The company of "La Clemenza Di Tito" at CCM.

Operas are an interesting breed of art. Some people adore them, while others don’t quite understand the appeal. The College-Conservatory of Music’s opera department continues its 2018-19 MainStage season with Wolfgang Amadeus Mozart’s “La Clemenza Di Tito,” running now through April 14.

The opera is set in 1959 Cuba, where Emperor Tito Vespasian is looking for an empress. Vitellia, daughter of the late Emperor Vitellio, is seeking revenge against Tito for the death of her father. She expected Tito to choose her as empress, but he had two other women in mind.

One of them is Servilia — the sister of Tito’s best friend, Sesto. The problem? Servilia and her love, Annio, are trying to get married. Meanwhile, Vitellia seduces Sesto and uses him to kill Tito.

"La Clemenza Di Tito"

"La Clemenza Di Tito"

Now, put the entire show in Italian with a handful of subtitles, and you understand my confusion. While there were English subtitles above the stage, they were inconsistent. Sometimes, they stopped mid-song. Other times, they didn’t appear at all. Overall, it made the plot incredibly difficult to follow.

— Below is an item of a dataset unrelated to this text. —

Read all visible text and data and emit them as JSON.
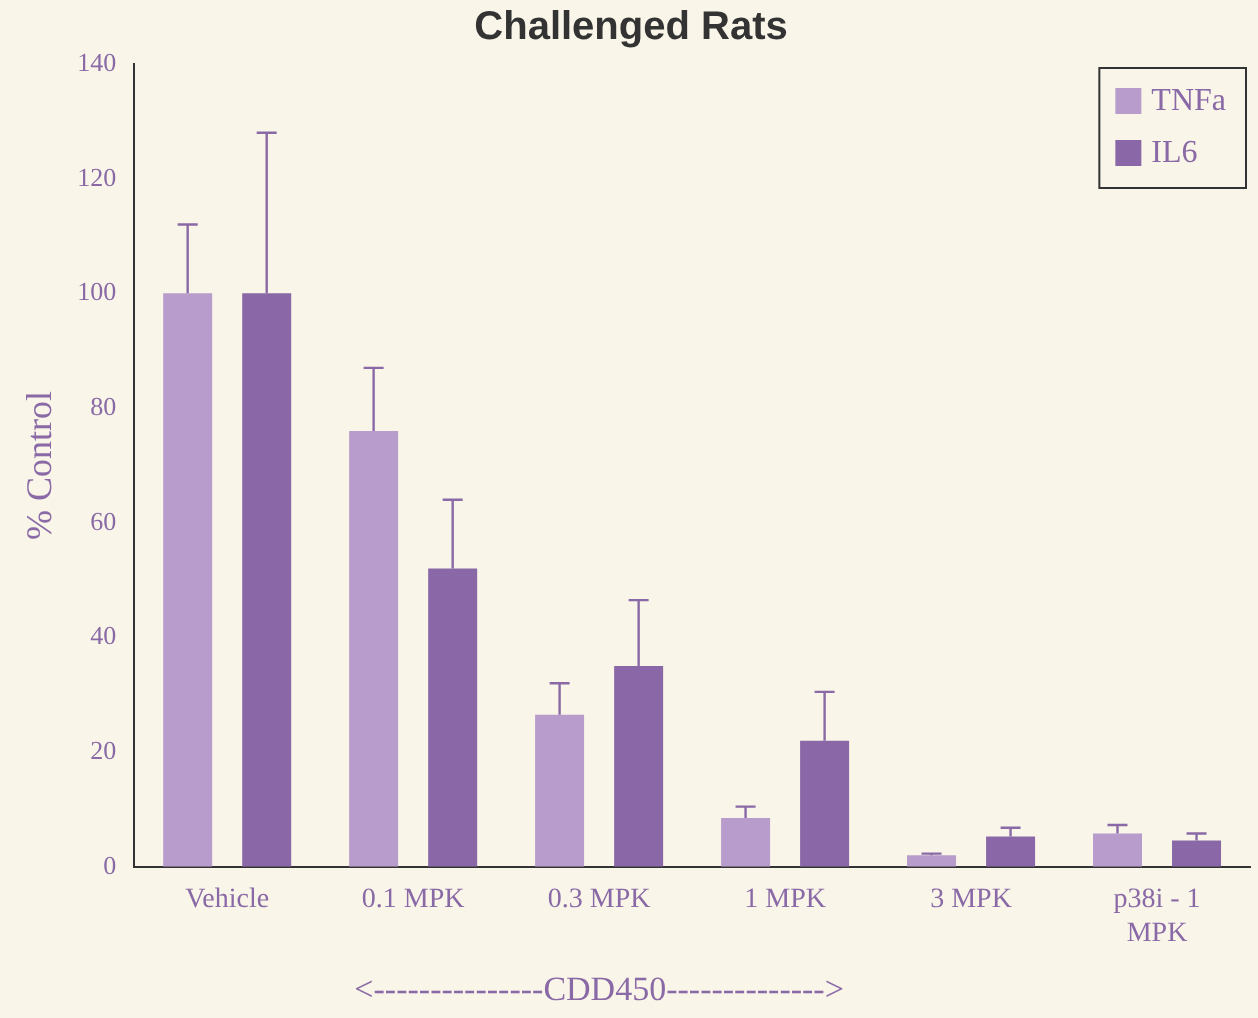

This said, the talent of the cast is next level — as is expected with CCM. Each voice in the company was stronger than the next, and there were several performances that showcased stellar acting talent.

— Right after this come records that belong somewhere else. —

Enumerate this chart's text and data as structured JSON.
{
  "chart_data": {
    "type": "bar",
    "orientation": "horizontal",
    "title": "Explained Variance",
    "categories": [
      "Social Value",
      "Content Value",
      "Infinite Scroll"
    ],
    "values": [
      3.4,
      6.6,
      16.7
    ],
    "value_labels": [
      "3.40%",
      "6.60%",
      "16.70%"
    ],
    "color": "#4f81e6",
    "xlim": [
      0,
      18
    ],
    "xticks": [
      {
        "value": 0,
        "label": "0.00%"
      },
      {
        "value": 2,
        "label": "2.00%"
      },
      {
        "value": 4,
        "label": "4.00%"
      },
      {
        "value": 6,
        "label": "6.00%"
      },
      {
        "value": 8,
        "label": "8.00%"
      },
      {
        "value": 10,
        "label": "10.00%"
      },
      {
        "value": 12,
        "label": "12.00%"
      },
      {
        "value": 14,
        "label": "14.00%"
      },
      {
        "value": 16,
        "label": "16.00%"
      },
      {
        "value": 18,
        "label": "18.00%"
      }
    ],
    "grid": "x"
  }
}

Grace Kiver (Annio) was a highlight of the show. Kiver’s stage presence is unmatched: she boasts honest, impassioned acting skills with a gorgeous voice to match. She appeared to connect with every performer onstage, and she never let the singing do the work for her.

Still, the stars of this production were the technical elements. The beautiful lighting and intricate period costumes made for a captivating spectacle, even when the plot lost me.

During the overture, Teresa Perrotta (Vitellia) strolls across the dimly lit stage, turning on various lamps that leave the mansion-esque set in a gorgeous golden glow to set the mood. The entire first act is played on the same set, but in the second act, the set becomes the lead. Desks and podiums come from below the stage, and giant wall decor comes from above. Each element left me stunned and pulled me right back in.

The late 50s is such an exciting time period for fashion and costume design, and Rachel C. Boylan doesn’t disappoint. The show featured pill box hats, bomber jackets and plenty of fit and flare dresses — all my favorite things.

Despite the talented crew and advanced technical elements, I can’t say I understood the appeal of this opera. I have mad respect for the performers, but I don’t plan on seeing this one again.